City Manager Tony Lucas said the bentgrass that is now on the greens does not stand up well to the hot, muggy Georgia summers that essentially kill the bentgrass. Most courses that installed bentgrass in previous years, such as East Lake, Great Waters, Sawgrass and others, have replaced it with a hardier Bermuda grass hybrid, he said. In addition, he said golf greens typically need to be rebuilt every 10 to 12 years; the greens at Cherokee Run are almost 17 years old.
Conyers plans to install a dwarf Bermuda grass hybrid beginning June 19. Lucas said the course will be closed while the work is ongoing, although the clubhouse, restaurant and driving range will remain open. The city is working to establish reciprocal play agreements with other area golf courses where Cherokee Run members can play while the course is closed, he said. Members will not be charged membership fees while the course is closed.
Lucas said the new turf will make a "remarkable difference" in the course, which was designed by Arnold Palmer and Ed Seay of the Arnold Palmer Design Group and opened in 1995.
"That's the only thing that the course is lacking," he said.
Lucas said the cost to replace the bentgrass on the 18-hole course is estimated at $107,000, which is considered a bargain compared to the cost of completely rebuilding the greens. He said the dwarf Bermuda grass hybrid can be installed through a "no-till" method that does not require the greens to be dug out and rebuilt.
In addition, Lucas said the cost of maintaining the Bermuda grass hybrid is significantly less than maintaining bentgrass.

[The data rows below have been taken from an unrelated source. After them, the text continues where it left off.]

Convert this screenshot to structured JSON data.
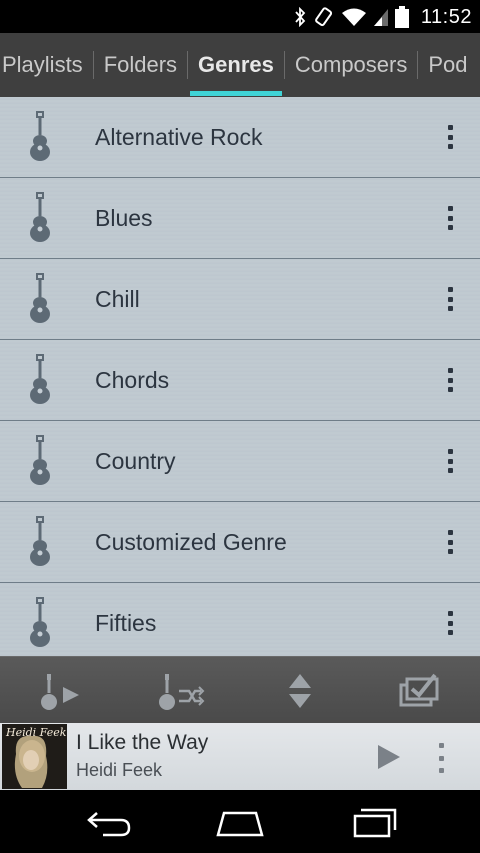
{
  "status_bar": {
    "time": "11:52",
    "icons": [
      "bluetooth-icon",
      "rotate-icon",
      "wifi-icon",
      "signal-icon",
      "battery-icon"
    ]
  },
  "tabs": [
    {
      "label": "Playlists",
      "active": false
    },
    {
      "label": "Folders",
      "active": false
    },
    {
      "label": "Genres",
      "active": true
    },
    {
      "label": "Composers",
      "active": false
    },
    {
      "label": "Pod",
      "active": false
    }
  ],
  "accent_color": "#3fd3d6",
  "genres": [
    {
      "label": "Alternative Rock",
      "icon": "guitar-icon"
    },
    {
      "label": "Blues",
      "icon": "guitar-icon"
    },
    {
      "label": "Chill",
      "icon": "guitar-icon"
    },
    {
      "label": "Chords",
      "icon": "guitar-icon"
    },
    {
      "label": "Country",
      "icon": "guitar-icon"
    },
    {
      "label": "Customized Genre",
      "icon": "guitar-icon"
    },
    {
      "label": "Fifties",
      "icon": "guitar-icon"
    }
  ],
  "action_bar": {
    "items": [
      "play-genres-icon",
      "shuffle-genres-icon",
      "sort-icon",
      "multi-select-icon"
    ]
  },
  "now_playing": {
    "title": "I Like the Way",
    "artist": "Heidi Feek",
    "album_art_text": "Heidi Feek"
  },
  "nav_bar": {
    "items": [
      "back-icon",
      "home-icon",
      "recents-icon"
    ]
  }
}
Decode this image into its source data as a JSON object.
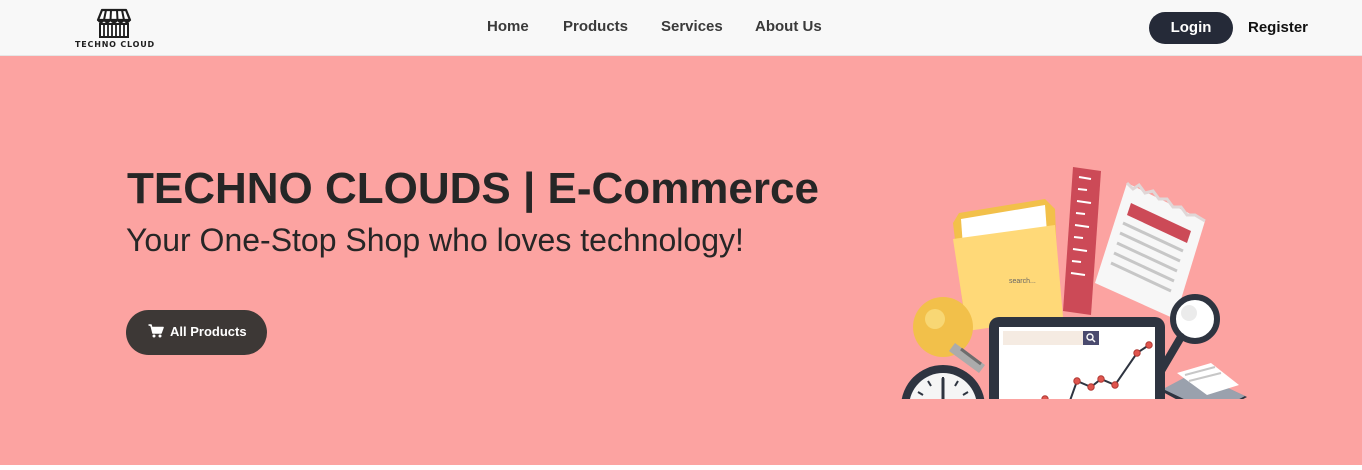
{
  "brand": {
    "logo_text": "TECHNO CLOUD"
  },
  "nav": {
    "items": [
      {
        "label": "Home"
      },
      {
        "label": "Products"
      },
      {
        "label": "Services"
      },
      {
        "label": "About Us"
      }
    ],
    "login_label": "Login",
    "register_label": "Register"
  },
  "hero": {
    "title": "TECHNO CLOUDS | E-Commerce",
    "subtitle": "Your One-Stop Shop who loves technology!",
    "cta_label": "All Products",
    "cta_icon": "cart-icon",
    "search_placeholder": "search..."
  },
  "colors": {
    "hero_background": "#fca3a1",
    "navbar_background": "#f8f8f8",
    "button_dark": "#252a38",
    "cta_background": "#3d3836"
  }
}
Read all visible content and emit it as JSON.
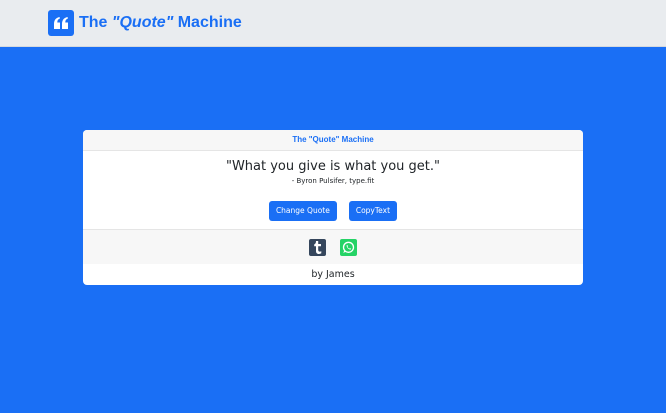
{
  "navbar": {
    "brand_prefix": "The ",
    "brand_emphasis": "\"Quote\"",
    "brand_suffix": " Machine",
    "brand_icon": "quote-left-icon"
  },
  "card": {
    "header_title": "The \"Quote\" Machine",
    "quote": "\"What you give is what you get.\"",
    "author": "- Byron Pulsifer, type.fit",
    "buttons": {
      "change_quote": "Change Quote",
      "copy_text": "CopyText"
    },
    "share": {
      "tumblr_icon": "tumblr-icon",
      "whatsapp_icon": "whatsapp-icon"
    },
    "footer": "by James"
  },
  "colors": {
    "background": "#1a6ff5",
    "accent": "#1a6ff5",
    "tumblr": "#35465c",
    "whatsapp": "#25d366"
  }
}
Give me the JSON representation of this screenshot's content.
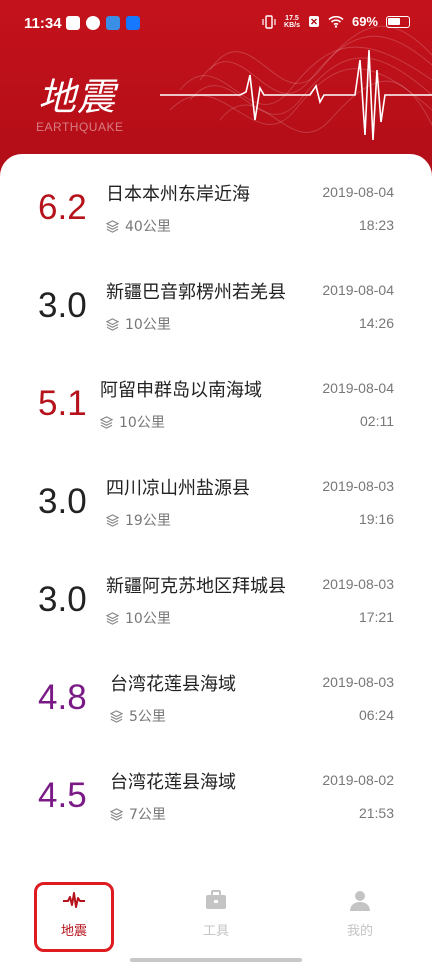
{
  "status_bar": {
    "time": "11:34",
    "net_speed_value": "17.5",
    "net_speed_unit": "KB/s",
    "battery": "69%"
  },
  "header": {
    "title": "地震",
    "subtitle": "EARTHQUAKE"
  },
  "quakes": [
    {
      "magnitude": "6.2",
      "place": "日本本州东岸近海",
      "depth": "40公里",
      "date": "2019-08-04",
      "time": "18:23",
      "color": "#b5121b"
    },
    {
      "magnitude": "3.0",
      "place": "新疆巴音郭楞州若羌县",
      "depth": "10公里",
      "date": "2019-08-04",
      "time": "14:26",
      "color": "#222222"
    },
    {
      "magnitude": "5.1",
      "place": "阿留申群岛以南海域",
      "depth": "10公里",
      "date": "2019-08-04",
      "time": "02:11",
      "color": "#b5121b"
    },
    {
      "magnitude": "3.0",
      "place": "四川凉山州盐源县",
      "depth": "19公里",
      "date": "2019-08-03",
      "time": "19:16",
      "color": "#222222"
    },
    {
      "magnitude": "3.0",
      "place": "新疆阿克苏地区拜城县",
      "depth": "10公里",
      "date": "2019-08-03",
      "time": "17:21",
      "color": "#222222"
    },
    {
      "magnitude": "4.8",
      "place": "台湾花莲县海域",
      "depth": "5公里",
      "date": "2019-08-03",
      "time": "06:24",
      "color": "#7a1a86"
    },
    {
      "magnitude": "4.5",
      "place": "台湾花莲县海域",
      "depth": "7公里",
      "date": "2019-08-02",
      "time": "21:53",
      "color": "#7a1a86"
    }
  ],
  "nav": {
    "items": [
      {
        "label": "地震",
        "icon": "seismograph-icon",
        "active": true
      },
      {
        "label": "工具",
        "icon": "toolbox-icon",
        "active": false
      },
      {
        "label": "我的",
        "icon": "person-icon",
        "active": false
      }
    ],
    "active_color": "#b5121b",
    "inactive_color": "#c4c4c4"
  }
}
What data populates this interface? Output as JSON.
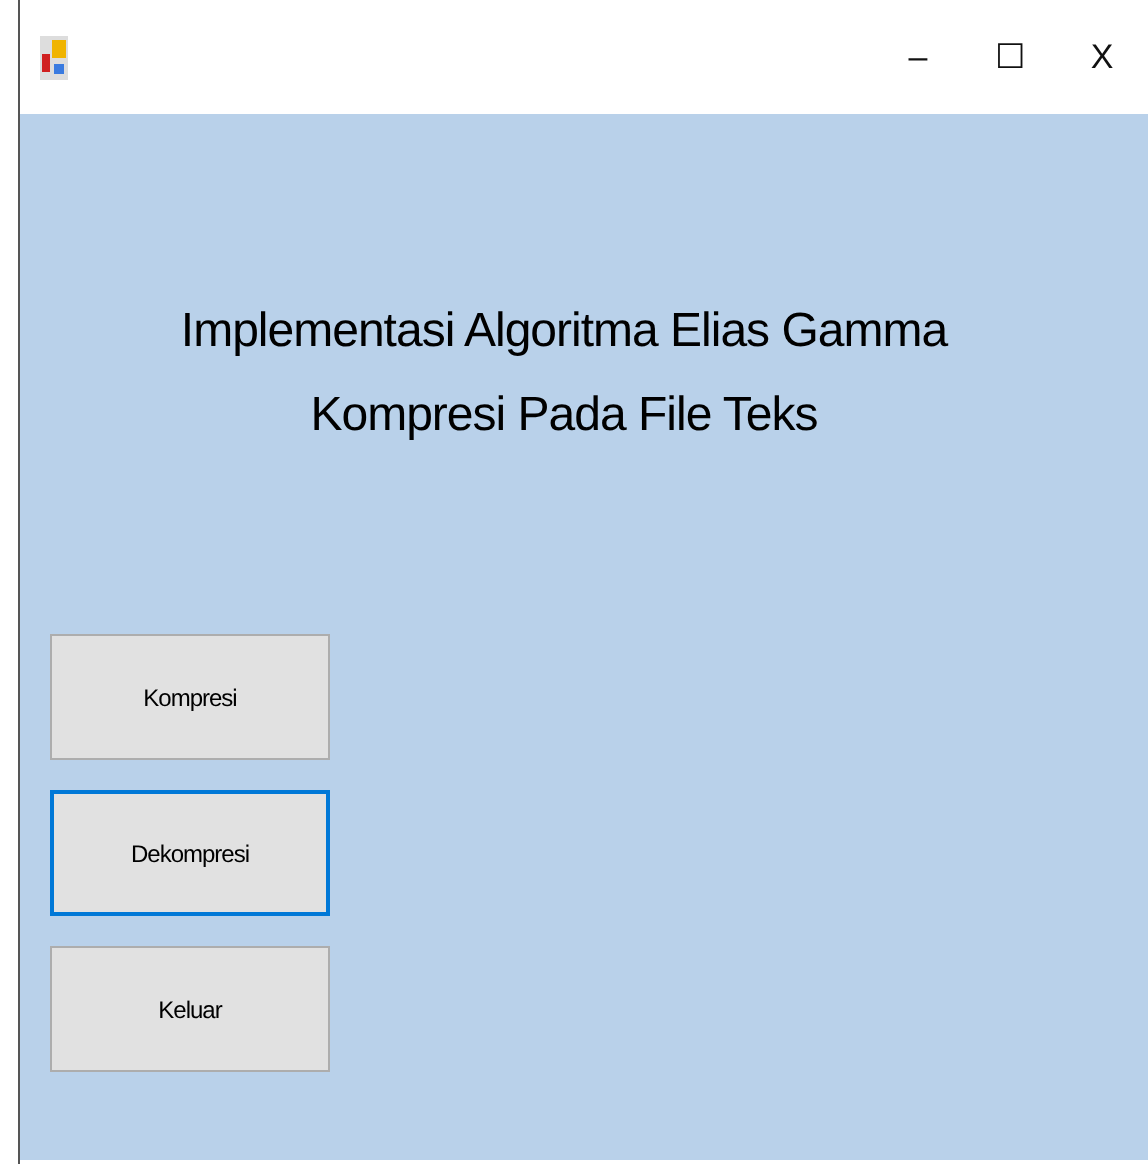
{
  "window": {
    "controls": [
      "–",
      "☐",
      "X"
    ]
  },
  "heading": [
    "Implementasi Algoritma Elias Gamma",
    "Kompresi Pada File Teks"
  ],
  "buttons": [
    {
      "label": "Kompresi",
      "focused": false
    },
    {
      "label": "Dekompresi",
      "focused": true
    },
    {
      "label": "Keluar",
      "focused": false
    }
  ]
}
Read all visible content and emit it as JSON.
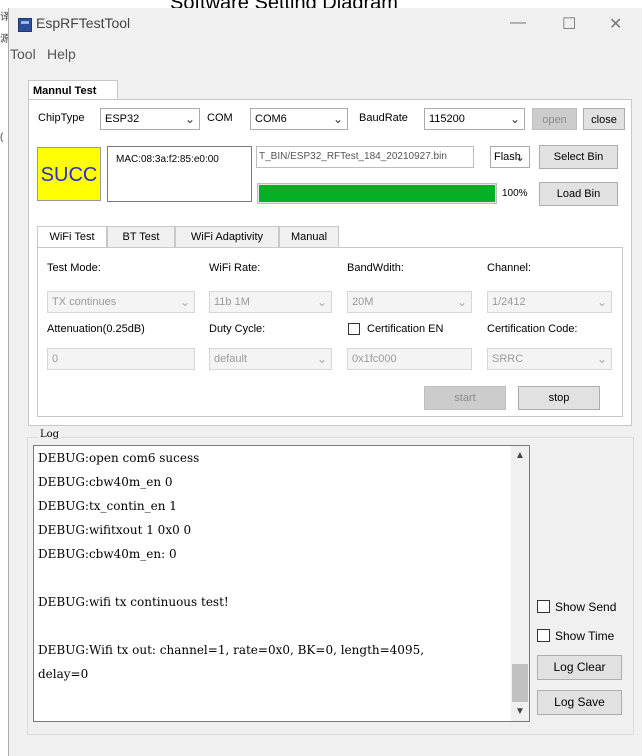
{
  "caption": "Software Setting Diagram",
  "left_edge": [
    "译",
    "源",
    "(",
    "("
  ],
  "window": {
    "title": "EspRFTestTool",
    "minimize": "—",
    "maximize": "☐",
    "close": "✕"
  },
  "menu": [
    "Tool",
    "Help"
  ],
  "main_tab": "Mannul Test",
  "top": {
    "chiptype_label": "ChipType",
    "chiptype_value": "ESP32",
    "com_label": "COM",
    "com_value": "COM6",
    "baud_label": "BaudRate",
    "baud_value": "115200",
    "open_label": "open",
    "close_label": "close",
    "status": "SUCC",
    "mac": "MAC:08:3a:f2:85:e0:00",
    "bin_path": "T_BIN/ESP32_RFTest_184_20210927.bin",
    "flash_value": "Flash",
    "select_bin_label": "Select Bin",
    "progress_percent": 100,
    "progress_text": "100%",
    "load_bin_label": "Load Bin"
  },
  "subtabs": [
    "WiFi Test",
    "BT Test",
    "WiFi Adaptivity",
    "Manual"
  ],
  "wifi": {
    "test_mode_label": "Test Mode:",
    "test_mode_value": "TX continues",
    "rate_label": "WiFi Rate:",
    "rate_value": "11b 1M",
    "bw_label": "BandWdith:",
    "bw_value": "20M",
    "channel_label": "Channel:",
    "channel_value": "1/2412",
    "atten_label": "Attenuation(0.25dB)",
    "atten_value": "0",
    "duty_label": "Duty Cycle:",
    "duty_value": "default",
    "cert_en_label": "Certification EN",
    "cert_en_value": "0x1fc000",
    "cert_code_label": "Certification Code:",
    "cert_code_value": "SRRC",
    "start_label": "start",
    "stop_label": "stop"
  },
  "log": {
    "label": "Log",
    "lines": [
      "DEBUG:open com6 sucess",
      "DEBUG:cbw40m_en 0",
      "DEBUG:tx_contin_en 1",
      "DEBUG:wifitxout 1 0x0 0",
      "DEBUG:cbw40m_en: 0",
      "",
      "DEBUG:wifi tx continuous test!",
      "",
      "DEBUG:Wifi tx out: channel=1, rate=0x0, BK=0, length=4095,",
      "delay=0"
    ],
    "show_send": "Show Send",
    "show_time": "Show Time",
    "log_clear": "Log Clear",
    "log_save": "Log Save"
  },
  "colors": {
    "status_bg": "#ffff00",
    "status_text": "#2a2ad8",
    "progress": "#06b025"
  }
}
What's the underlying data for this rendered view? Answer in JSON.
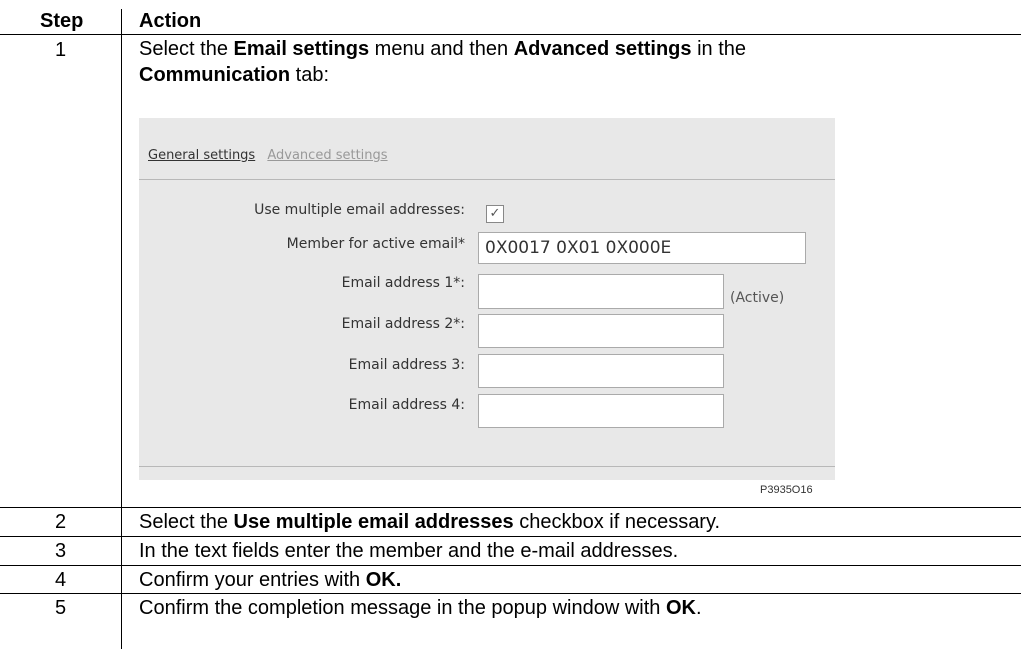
{
  "table": {
    "header_step": "Step",
    "header_action": "Action",
    "rows": [
      {
        "step": "1",
        "line1_a": "Select the ",
        "line1_b": "Email settings",
        "line1_c": " menu and then ",
        "line1_d": "Advanced settings",
        "line1_e": " in the",
        "line2_a": "Communication",
        "line2_b": " tab:"
      },
      {
        "step": "2",
        "a": "Select the ",
        "b": "Use multiple email addresses",
        "c": " checkbox if necessary."
      },
      {
        "step": "3",
        "a": "In the text fields enter the member and the e-mail addresses."
      },
      {
        "step": "4",
        "a": "Confirm your entries with ",
        "b": "OK."
      },
      {
        "step": "5",
        "a": "Confirm the completion message in the popup window with ",
        "b": "OK",
        "c": "."
      }
    ]
  },
  "screenshot": {
    "tab_general": "General settings",
    "tab_advanced": "Advanced settings",
    "label_multiple": "Use multiple email addresses:",
    "checkbox_mark": "✓",
    "label_member": "Member for active email*",
    "member_value": "0X0017 0X01 0X000E",
    "label_email1": "Email address 1*:",
    "label_email2": "Email address 2*:",
    "label_email3": "Email address 3:",
    "label_email4": "Email address 4:",
    "active_note": "(Active)"
  },
  "figure_id": "P3935O16"
}
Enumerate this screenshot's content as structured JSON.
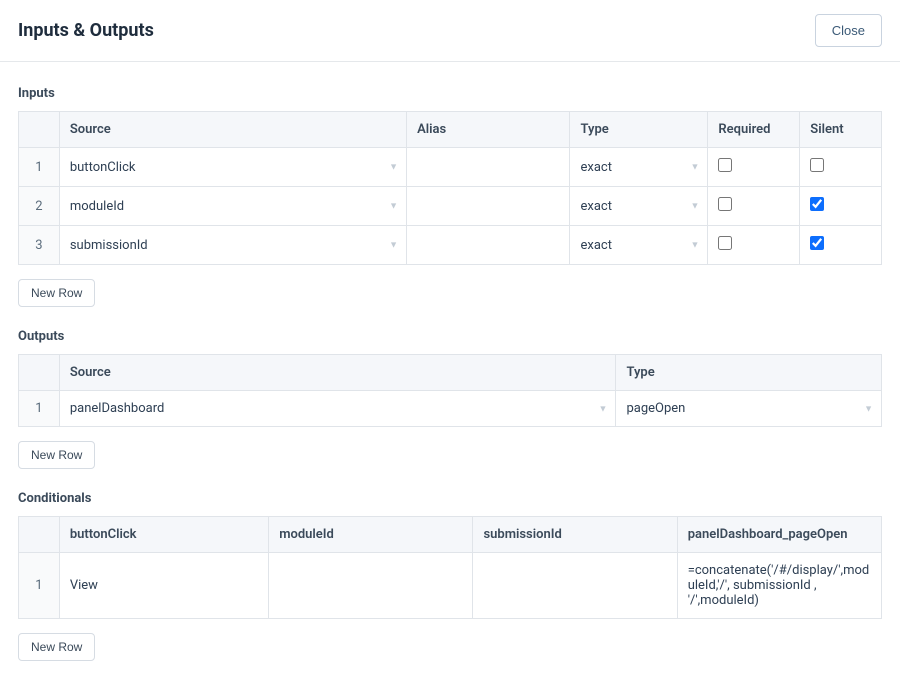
{
  "header": {
    "title": "Inputs & Outputs",
    "close_label": "Close"
  },
  "inputs": {
    "label": "Inputs",
    "columns": {
      "source": "Source",
      "alias": "Alias",
      "type": "Type",
      "required": "Required",
      "silent": "Silent"
    },
    "rows": [
      {
        "n": "1",
        "source": "buttonClick",
        "alias": "",
        "type": "exact",
        "required": false,
        "silent": false
      },
      {
        "n": "2",
        "source": "moduleId",
        "alias": "",
        "type": "exact",
        "required": false,
        "silent": true
      },
      {
        "n": "3",
        "source": "submissionId",
        "alias": "",
        "type": "exact",
        "required": false,
        "silent": true
      }
    ],
    "new_row_label": "New Row"
  },
  "outputs": {
    "label": "Outputs",
    "columns": {
      "source": "Source",
      "type": "Type"
    },
    "rows": [
      {
        "n": "1",
        "source": "panelDashboard",
        "type": "pageOpen"
      }
    ],
    "new_row_label": "New Row"
  },
  "conditionals": {
    "label": "Conditionals",
    "columns": {
      "buttonClick": "buttonClick",
      "moduleId": "moduleId",
      "submissionId": "submissionId",
      "panel": "panelDashboard_pageOpen"
    },
    "rows": [
      {
        "n": "1",
        "buttonClick": "View",
        "moduleId": "",
        "submissionId": "",
        "panel": "=concatenate('/#/display/',moduleId,'/', submissionId , '/',moduleId)"
      }
    ],
    "new_row_label": "New Row"
  }
}
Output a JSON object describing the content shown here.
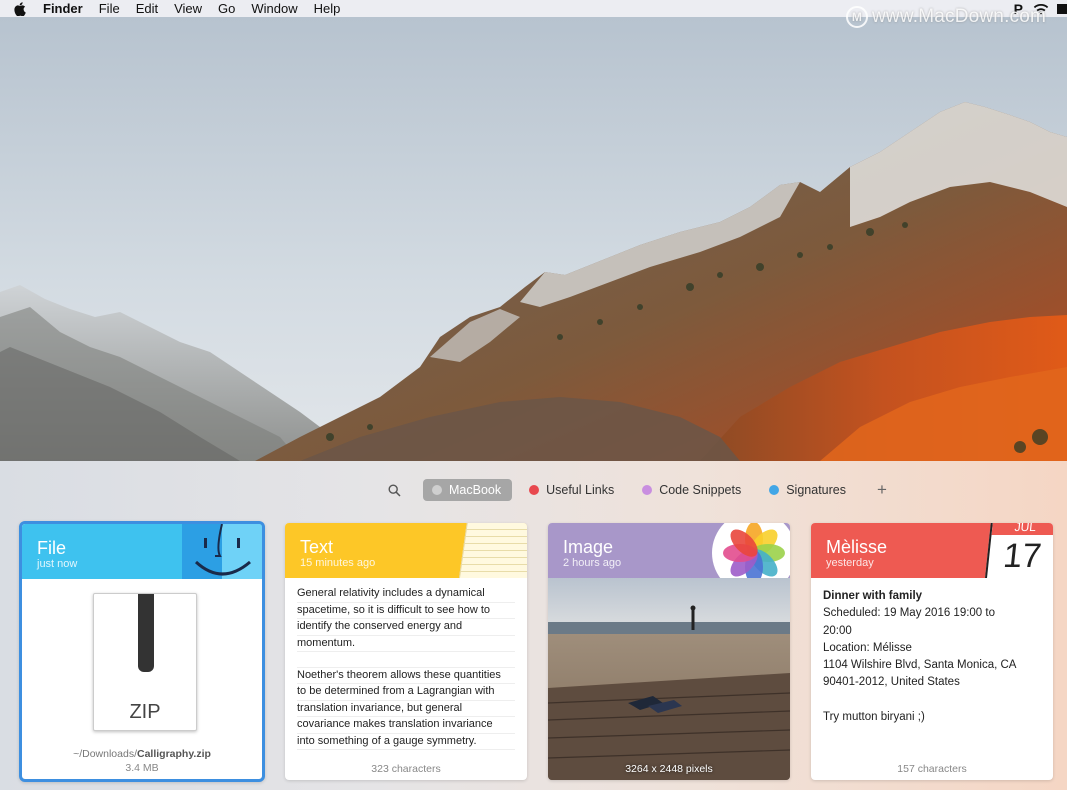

"The Bermuda grass and its upkeep will save as much as $30,000 annually because of the difference in the way you care for these two different products," Lucas said.
The new turf will be purchased from a company in Adel, Lucas said. The dwarf Bermuda hybrid is superior to bentgrass because it grows in a tighter weave, Lucas said.
"It makes a better putting surface," he explained. "It can be cut shorter and makes a smoother, more carpet-like surface."
Funding for the turf replacement will be recouped by cutting and selling the timber on property owned by the city along the south side of Centennial Olympic Parkway, Lucas said.
Lucas said the city will host a "grand reopening," tentatively set for Sept. 1, when the work is completed.